Şahinkaya'nın servetine ilişkin iddialar 1980 darbesi öncesine dayanıyor. İlk defa 19 Mart 1976'da, Northrop uçak şirketi, askeri uçak alımları için arasında Türkiye'nin de olduğu ülkelerde bazı yetkililere rüşvet verdiğini açıkladı. Yapılan açıklama dünyada deprem etkisi yaptı. Pek çok ülkede hükümetlerin başını yiyen bir skandala dönüştü. Bir tek Türkiye'de olayın üzerine gidilmedi.

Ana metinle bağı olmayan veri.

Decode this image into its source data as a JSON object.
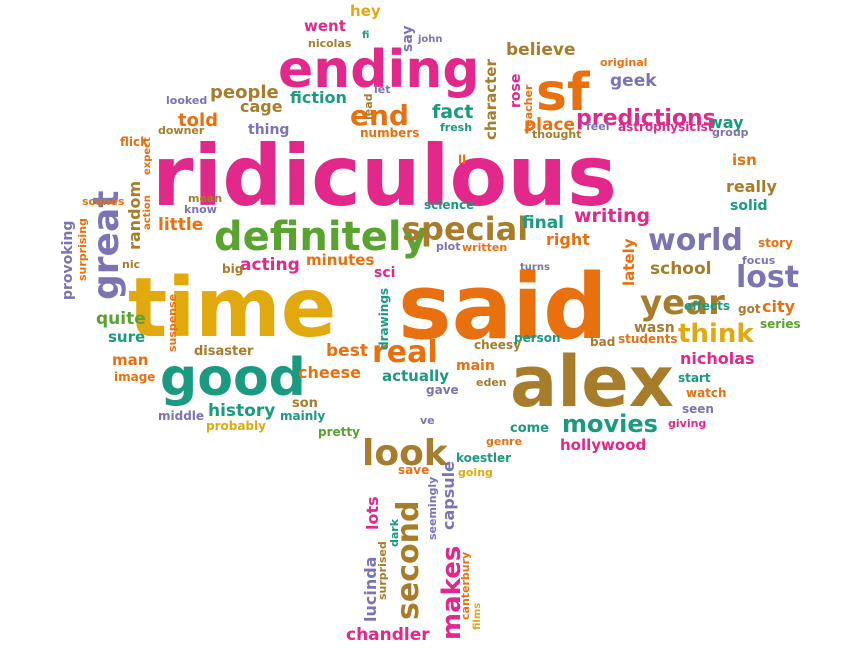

1986 yılında Amerikan Kongresi'nde hakkında soruşturma açılan General Dynamics Şirketi'nin eski Başkan Yardımcısı Veliotis, Türkiye'ye 23 milyon dolar rüşvet verildiğini itiraf etti. Açıklama Türkiye'de geniş yankı buldu.
İddiaların hedefinde 1980 öncesinin Hava Kuvvetleri Komutanı Tahsin Şahinkaya bulunuyordu. Meclis'e araştırma önergesi verildi. Kurulan araştırma komisyonunda, Anayasa'nın geçici 15'inci maddesindeki hüküm sebebi ile ANAP ve bağımsız milletvekillerinin oylarıyla talep reddedildi.
12 Eylül davasının son tanığıydı.
Ankara 10. Ağır Ceza Mahkemesi, 18 Haziran 2014'te verdiği kararda, Evren ve Şahinkaya'nın 21 Aralık 1979'da dönemin Başbakanı'na verdikleri muhtırayla Anayasa'yı ve TBMM'yi ortadan kaldırmaya ve görevini yapmasını engellemeye teşebbüs suçunu işledikleri...
12 Eylül 1980'de de cebren Türkiye Cumhuriyeti Anayasası'nı tağyir, tebdil veya ilgaya ve bu kanun ile teşekkül eden TBMM'yi ıskat ve cebren men suçunu işledikleri gerekçesiyle "ağırlaştırılmış müebbet" hapis cezasına çarptırılmasına hükmetmişti.
Sanıklar hakkında, zincirleme suç maddesinin uygulanmasına yer olmadığına karar verildiğini belirten mahkeme heyeti, sanıkların duruşmadaki tavır ve hareketleri ile dosya kapsamı ele alınarak, takdiri indirimle bu cezanın "müebbet hapse" çevrildiğini kaydetmişti.
Evren ve Şahinkaya'nın avukatları, kararı temyiz etmişti.Şahinkaya'nın ölümünün ardından, Yargıtay aşamasındaki 12 Eylül davası da düşecek.